The program will feature aquaponic sites across five regions in Ghana –Volta, Brong-Ahafo, Eastern, Upper East and Western – and will combine food production, fish farming, research and workforce training at integrated locations, helping pave the way for nationwide adoption.
"We believe the science of Aquaponics holds real potential for Ghana in addressing land management issues and overcoming resource challenges facing inland fisheries," said Minister Ayittey after planning meetings with Zoetic leadership on Monday.
"Zoetic has offered strong solutions and a readiness to engage my team to make these efforts successful."
The collaboration between MOFAD and Zoetic has also received direct affirmation from Ghana President John Dramani Mahama, who expressed interest in the potential for aquaponics and new agricultural technologies to drive new workforce participation and attract a younger generation of farmers to this critical area of Ghana's economy.
The planned projects take on new significance in light of recent announcements from the Paris Climate Conference, particularly due to aquaponics' ability to reduce carbon emissions and produce food using up to 95 per cent less water than traditional agriculture. Zoetic is also engaging delivery partners in Southeast Asia to add innovative Cold Storage solutions to enhance local food distribution.

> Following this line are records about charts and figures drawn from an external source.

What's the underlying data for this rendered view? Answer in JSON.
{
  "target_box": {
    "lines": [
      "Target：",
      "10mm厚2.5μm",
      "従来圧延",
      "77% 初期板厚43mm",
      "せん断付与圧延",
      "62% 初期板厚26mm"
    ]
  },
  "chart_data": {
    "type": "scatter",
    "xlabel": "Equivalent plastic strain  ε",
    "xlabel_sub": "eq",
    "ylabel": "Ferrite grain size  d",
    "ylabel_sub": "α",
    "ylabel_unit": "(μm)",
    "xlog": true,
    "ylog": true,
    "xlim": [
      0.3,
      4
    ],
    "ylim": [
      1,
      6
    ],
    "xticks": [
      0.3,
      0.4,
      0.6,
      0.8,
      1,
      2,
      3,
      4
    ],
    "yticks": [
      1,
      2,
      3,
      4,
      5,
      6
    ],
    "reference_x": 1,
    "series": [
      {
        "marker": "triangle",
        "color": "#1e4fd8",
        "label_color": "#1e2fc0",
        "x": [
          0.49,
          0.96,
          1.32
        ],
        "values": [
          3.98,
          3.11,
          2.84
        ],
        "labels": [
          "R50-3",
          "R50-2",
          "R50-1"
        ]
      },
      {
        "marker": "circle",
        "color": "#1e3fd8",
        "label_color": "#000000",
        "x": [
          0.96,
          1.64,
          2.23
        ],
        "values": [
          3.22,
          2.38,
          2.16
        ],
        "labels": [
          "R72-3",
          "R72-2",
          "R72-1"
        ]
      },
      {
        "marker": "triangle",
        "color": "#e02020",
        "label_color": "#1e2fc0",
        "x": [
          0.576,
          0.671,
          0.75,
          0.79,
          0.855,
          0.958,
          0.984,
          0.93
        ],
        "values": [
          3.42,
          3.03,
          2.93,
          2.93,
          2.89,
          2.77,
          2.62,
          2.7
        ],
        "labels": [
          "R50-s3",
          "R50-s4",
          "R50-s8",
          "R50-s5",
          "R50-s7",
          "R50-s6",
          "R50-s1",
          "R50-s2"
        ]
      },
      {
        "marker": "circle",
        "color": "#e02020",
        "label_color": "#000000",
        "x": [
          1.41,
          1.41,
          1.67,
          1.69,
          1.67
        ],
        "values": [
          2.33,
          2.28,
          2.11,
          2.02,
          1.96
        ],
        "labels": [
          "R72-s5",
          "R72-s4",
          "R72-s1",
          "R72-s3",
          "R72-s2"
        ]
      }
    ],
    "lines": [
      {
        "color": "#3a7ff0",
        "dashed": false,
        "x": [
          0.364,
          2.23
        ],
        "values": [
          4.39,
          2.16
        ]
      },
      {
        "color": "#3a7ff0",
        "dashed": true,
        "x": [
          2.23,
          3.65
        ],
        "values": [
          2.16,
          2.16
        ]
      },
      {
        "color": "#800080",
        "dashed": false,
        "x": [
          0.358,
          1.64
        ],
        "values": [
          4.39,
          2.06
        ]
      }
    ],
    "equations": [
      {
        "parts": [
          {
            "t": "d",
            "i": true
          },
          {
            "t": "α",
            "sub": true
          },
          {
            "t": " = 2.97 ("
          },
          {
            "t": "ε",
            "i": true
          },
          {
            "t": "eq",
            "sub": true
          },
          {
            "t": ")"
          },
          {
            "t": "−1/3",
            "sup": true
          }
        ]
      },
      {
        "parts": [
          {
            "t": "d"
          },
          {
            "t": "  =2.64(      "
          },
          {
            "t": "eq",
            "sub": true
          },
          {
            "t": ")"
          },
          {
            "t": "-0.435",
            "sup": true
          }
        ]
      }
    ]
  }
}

Aquaponic systems combine conventional aquaculture (fish farming) and hydroponics (growing plants without soil) into symbiotic systems that can produce fish, fruits, vegetables, feedstock and other plant products year-round in climate-controlled environments.
These systems continuously filter water from fishery operations, fertilizing crops as plants take up the nutrients and return clean water back to the fish. Controlled environments and the constant availability of rich nutrients from fish accelerate plant growth, resulting in organically grown produce, regardless of season, with up to 60 per cent faster growth for many crops.